If you wear glasses it won’t prevent them fogging up, but it’ll ensure you no longer have to worry about those cool winter mornings and fogging up your visor when you’re stuck at the lights. Yes, you’ll be able to breath normally!
Another nifty feature is the RYD’s totally removable liners, which are not only washable, but also come in different cheek pad options (which can be purchased separately), so you can further personalise the fit of your RYD helmet. I find this particularly useful, as after a year or two of wearing a helmet daily, it’s nice to be able to just fit all new liners to make it feel like a new helmet.

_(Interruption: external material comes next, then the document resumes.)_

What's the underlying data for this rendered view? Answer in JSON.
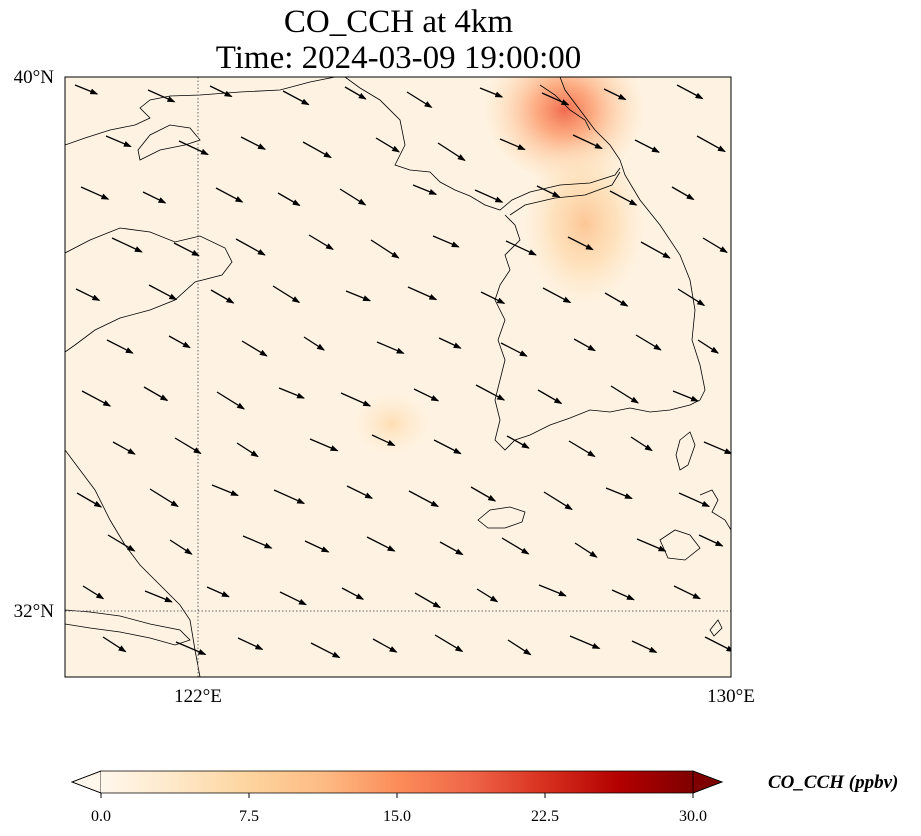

The ventilation system is also simple, with a single chin and dual forehead vents, all of which are easily opened and closed with a gloved hand, but aren’t quite as elegant as those found on Shoei’s more expensive helmets, like my NXR. Two rear fixed vents help carry air out of the helmet, and you can feel the airflow at times, which will be a boon when we get back into warmer weather.
Air flow is great overall, so it’s really hard to complain, especially when the RYD is offered at a much lower price-point than the NXR, and weighs almost the same amount at around the 1350g mark. There’s less air-flow than my NXR, but that works in the RYD’s favour.
The NXR in cold weather requires the chin curtain to reduce the level of wind hitting your face under the helmet, the RYD on the other hand has been fine through winter without the chin curtain.
I didn’t personally find wind-noise an issue either, and don’t normally ride with earplugs, although I did notice on bikes with taller screens the buffeting caused by all the wind being directed away from my chest and straight into the helmet. It’s not really something I notice unless I think about it however, so the level of noise is well within my expectations.
The EQRS, or Emergency Quick Release System also allows for easy removable of the cheek pads by medical personal, in the event of an accident, meaning the RYD helmet can be removed without risking further injury.
Coming in Solid Gloss colours for $599.90 RRP the Shoei RYD helmet is just amazing value if you ask me. Your head is worth the investment, especially for a piece of kit that’ll last up to five years, and there’s Solid Matt/Metallic options available for a small premium – $649.90 RRP.
I’m running a Matte Deep Grey version at the moment and I have noticed the matte finish is easily marked and not so easily cleaned, with Shoei making no guarantee with the matte finishes. It’s a small criticism though, and one common with that finish. The solid matte colours just make any marks much more obvious than a matte graphic at the end of the day.
Sizing is XS through to 2XL and is not quite as snug as my NXR, so I’d recommend having one fitted properly if you’re moving from the NXR to the RYD.
At the end of the day, if you’re going to be using a Shoei RYD for three to four years it offers unsurpassed value, with Shoei’s trademark quality, protection and features. It’s light, comfortable and with washable and replaceable liners, a small investment in a year or two in will leave you with a helmet that feels new.